Por qué apareciste, me iluminaste, me arrastraste al cielo y me tiraste sin ningún dolor, sin ningún arrepentimiento… y te fuiste.

¿O será que también lo sientes? ¿Será que, además, también eres más fuerte que yo? No podría aceptarlo. Si yo vivo a las puertas del infierno, tendrás que estar cerca también, en algún lugar, sintiendo cómo el dulce olor del azufre te llena y te complace. Porque sabes que perteneces allí, y que, si me condenas, iremos juntos y nos volveremos a ver mientras ardamos en nuestras condenas.

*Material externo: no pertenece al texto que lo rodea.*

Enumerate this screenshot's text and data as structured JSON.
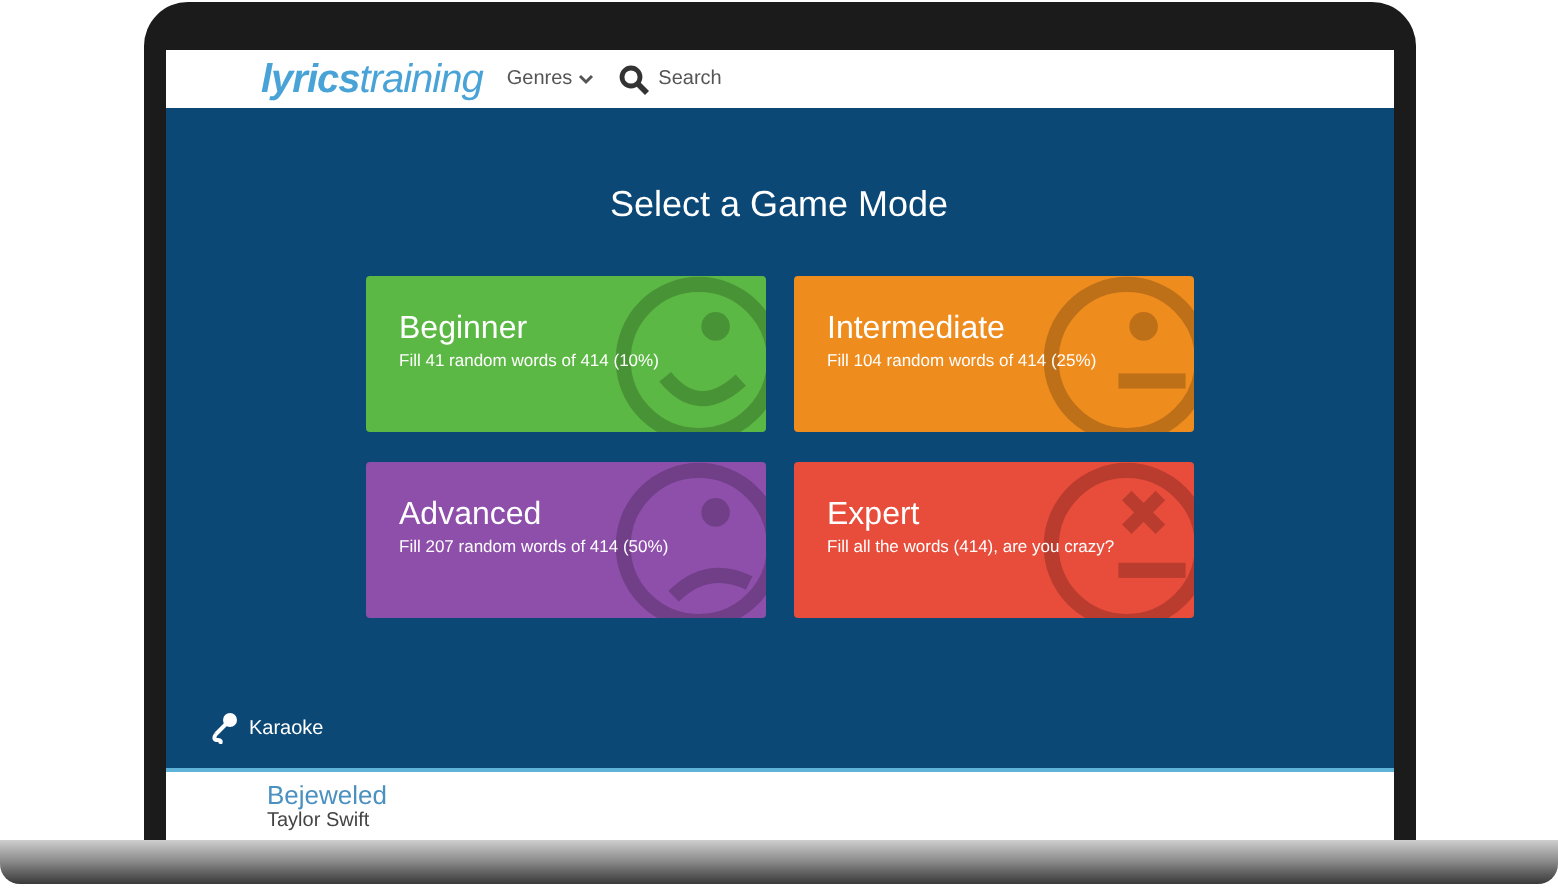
{
  "header": {
    "logo_left": "lyrics",
    "logo_right": "training",
    "genres": "Genres",
    "search": "Search"
  },
  "title": "Select a Game Mode",
  "modes": [
    {
      "name": "Beginner",
      "description": "Fill 41 random words of 414 (10%)",
      "color": "#5cb845",
      "kind": "smile"
    },
    {
      "name": "Intermediate",
      "description": "Fill 104 random words of 414 (25%)",
      "color": "#ee8c1e",
      "kind": "neutral"
    },
    {
      "name": "Advanced",
      "description": "Fill 207 random words of 414 (50%)",
      "color": "#8e4fab",
      "kind": "sad"
    },
    {
      "name": "Expert",
      "description": "Fill all the words (414), are you crazy?",
      "color": "#e84c3a",
      "kind": "dead"
    }
  ],
  "karaoke": "Karaoke",
  "song": {
    "title": "Bejeweled",
    "artist": "Taylor Swift"
  }
}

Pero me es imposible despegarme de la otra cara de la moneda. Porque, ¡carajo! Para qué negarlo, si lo más puro y perfecto que sentí en la vida fue el roce cálido de tus dedos; si lo más alentador y delirante era la cercanía de tus labios; si lo más cercano al cielo siempre fue el calor de tu cuerpo, envolviéndome en abrazos que emanaban todo el amor de la tierra; si lo más embriagante de aquella adorable existencia era sentir cuando compartías conmigo la maravilla de tu cuerpo que, en sí, me ató a tu deliciosa mente y a tu ansiado corazón.

Eres un ángel. Un ángel del cielo. ¡Por favor, vuelve a mirarme antes de que pierda el mérito de la existencia! ¡Perdona con tus pestañas mis pecados y devuélveme a mi cielo, a mi existencia contigo, en esta vida, en otra, en este o en otro cuerpo, pero nunca exiliado del misterio que significas para este mundo…!

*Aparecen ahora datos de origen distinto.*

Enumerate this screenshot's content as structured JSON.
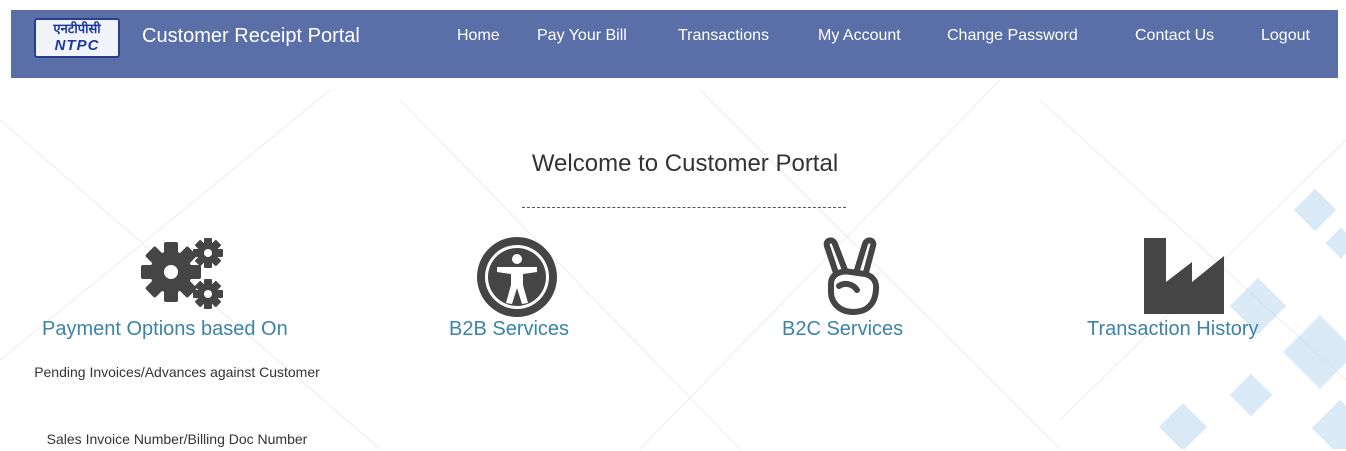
{
  "header": {
    "logo_hindi": "एनटीपीसी",
    "logo_text": "NTPC",
    "brand": "Customer Receipt Portal",
    "nav": [
      {
        "label": "Home"
      },
      {
        "label": "Pay Your Bill"
      },
      {
        "label": "Transactions"
      },
      {
        "label": "My Account"
      },
      {
        "label": "Change Password"
      },
      {
        "label": "Contact Us"
      },
      {
        "label": "Logout"
      }
    ]
  },
  "main": {
    "welcome": "Welcome to Customer Portal",
    "tiles": [
      {
        "title": "Payment Options based On",
        "icon": "gears-icon",
        "lines": [
          "Pending Invoices/Advances against Customer",
          "Sales Invoice Number/Billing Doc Number"
        ]
      },
      {
        "title": "B2B Services",
        "icon": "accessibility-icon"
      },
      {
        "title": "B2C Services",
        "icon": "peace-hand-icon"
      },
      {
        "title": "Transaction History",
        "icon": "factory-icon"
      }
    ]
  },
  "colors": {
    "navbar": "#5a6fa7",
    "link": "#3b83a8",
    "icon": "#454545"
  }
}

Pensé que lo había aceptado, que era fácil entenderlo. Las personas eran así: llegaban, tomaban lo que deseaban, y decidían partir en cualquier momento (siempre en el menos indicado). Y pensé ya estar seguro de que tú lo habías hecho igual. Lo había escrito sin pasión; lo había comentado a otras personas con toda la fría razón.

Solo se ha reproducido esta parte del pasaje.